One night when the full moon and too much wine keep them awake after sex, the yoga instructor asks if he can see her work, and she can think of no real reason to say no. The good part of this is that while following him up the stairs she can admire the high rounded puckish symmetrical ascending cheeks of his ass, the cleft of their clean division curving in to the shadow where the scrotum, like some sad, worn, withered shaman's bag he must carry everywhere, lolls between long-muscled thighs. Not that women think this way, she thinks, but this man is far more beautiful than Bruce, who was getting soft around the middle when she saw him last, whose wispy hairline exposed his temples, sharpening his air of braininess and worry, and why had she loved those qualities, why was he real to her, more real than anybody else?

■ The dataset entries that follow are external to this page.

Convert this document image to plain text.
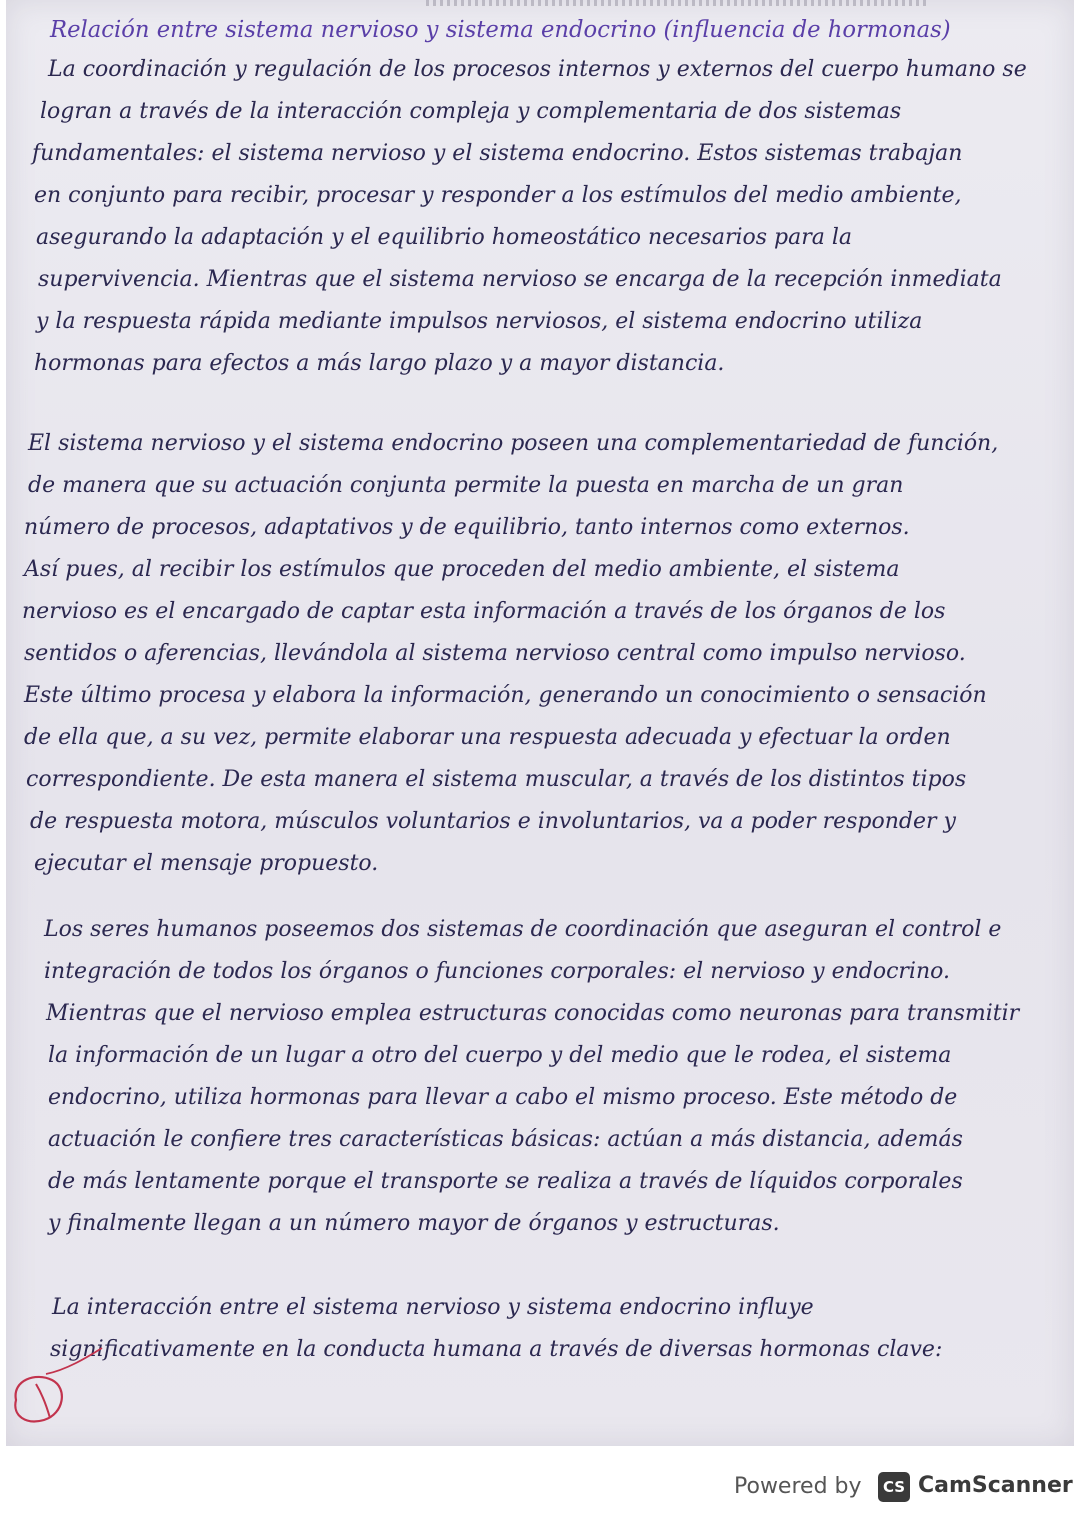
Relación entre sistema nervioso y sistema endocrino (influencia de hormonas)

La coordinación y regulación de los procesos internos y externos del cuerpo humano se

logran a través de la interacción compleja y complementaria de dos sistemas

fundamentales: el sistema nervioso y el sistema endocrino. Estos sistemas trabajan

en conjunto para recibir, procesar y responder a los estímulos del medio ambiente,

asegurando la adaptación y el equilibrio homeostático necesarios para la

supervivencia. Mientras que el sistema nervioso se encarga de la recepción inmediata

y la respuesta rápida mediante impulsos nerviosos, el sistema endocrino utiliza

hormonas para efectos a más largo plazo y a mayor distancia.

El sistema nervioso y el sistema endocrino poseen una complementariedad de función,

de manera que su actuación conjunta permite la puesta en marcha de un gran

número de procesos, adaptativos y de equilibrio, tanto internos como externos.

Así pues, al recibir los estímulos que proceden del medio ambiente, el sistema

nervioso es el encargado de captar esta información a través de los órganos de los

sentidos o aferencias, llevándola al sistema nervioso central como impulso nervioso.

Este último procesa y elabora la información, generando un conocimiento o sensación

de ella que, a su vez, permite elaborar una respuesta adecuada y efectuar la orden

correspondiente. De esta manera el sistema muscular, a través de los distintos tipos

de respuesta motora, músculos voluntarios e involuntarios, va a poder responder y

ejecutar el mensaje propuesto.

Los seres humanos poseemos dos sistemas de coordinación que aseguran el control e

integración de todos los órganos o funciones corporales: el nervioso y endocrino.

Mientras que el nervioso emplea estructuras conocidas como neuronas para transmitir

la información de un lugar a otro del cuerpo y del medio que le rodea, el sistema

endocrino, utiliza hormonas para llevar a cabo el mismo proceso. Este método de

actuación le confiere tres características básicas: actúan a más distancia, además

de más lentamente porque el transporte se realiza a través de líquidos corporales

y finalmente llegan a un número mayor de órganos y estructuras.

La interacción entre el sistema nervioso y sistema endocrino influye

significativamente en la conducta humana a través de diversas hormonas clave:

Powered by	CS CamScanner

Down the length of the attic, in and out of shafts of moonlight, the bare-assed yoga instructor named Daniel drifts, and—sure that she is about to be lied to—she stands watching his easygoing unawareness, his innocent shambling failure to
feel what he is feeling
. He says some nice things and for the first time she grasps that he believes her to be obscure and a failure, that concealed within his attraction is the desire to rescue:
to help her out
. This boy! Help her! While the cat rubs his left ankle, Daniel asks, “One thing I don't get.”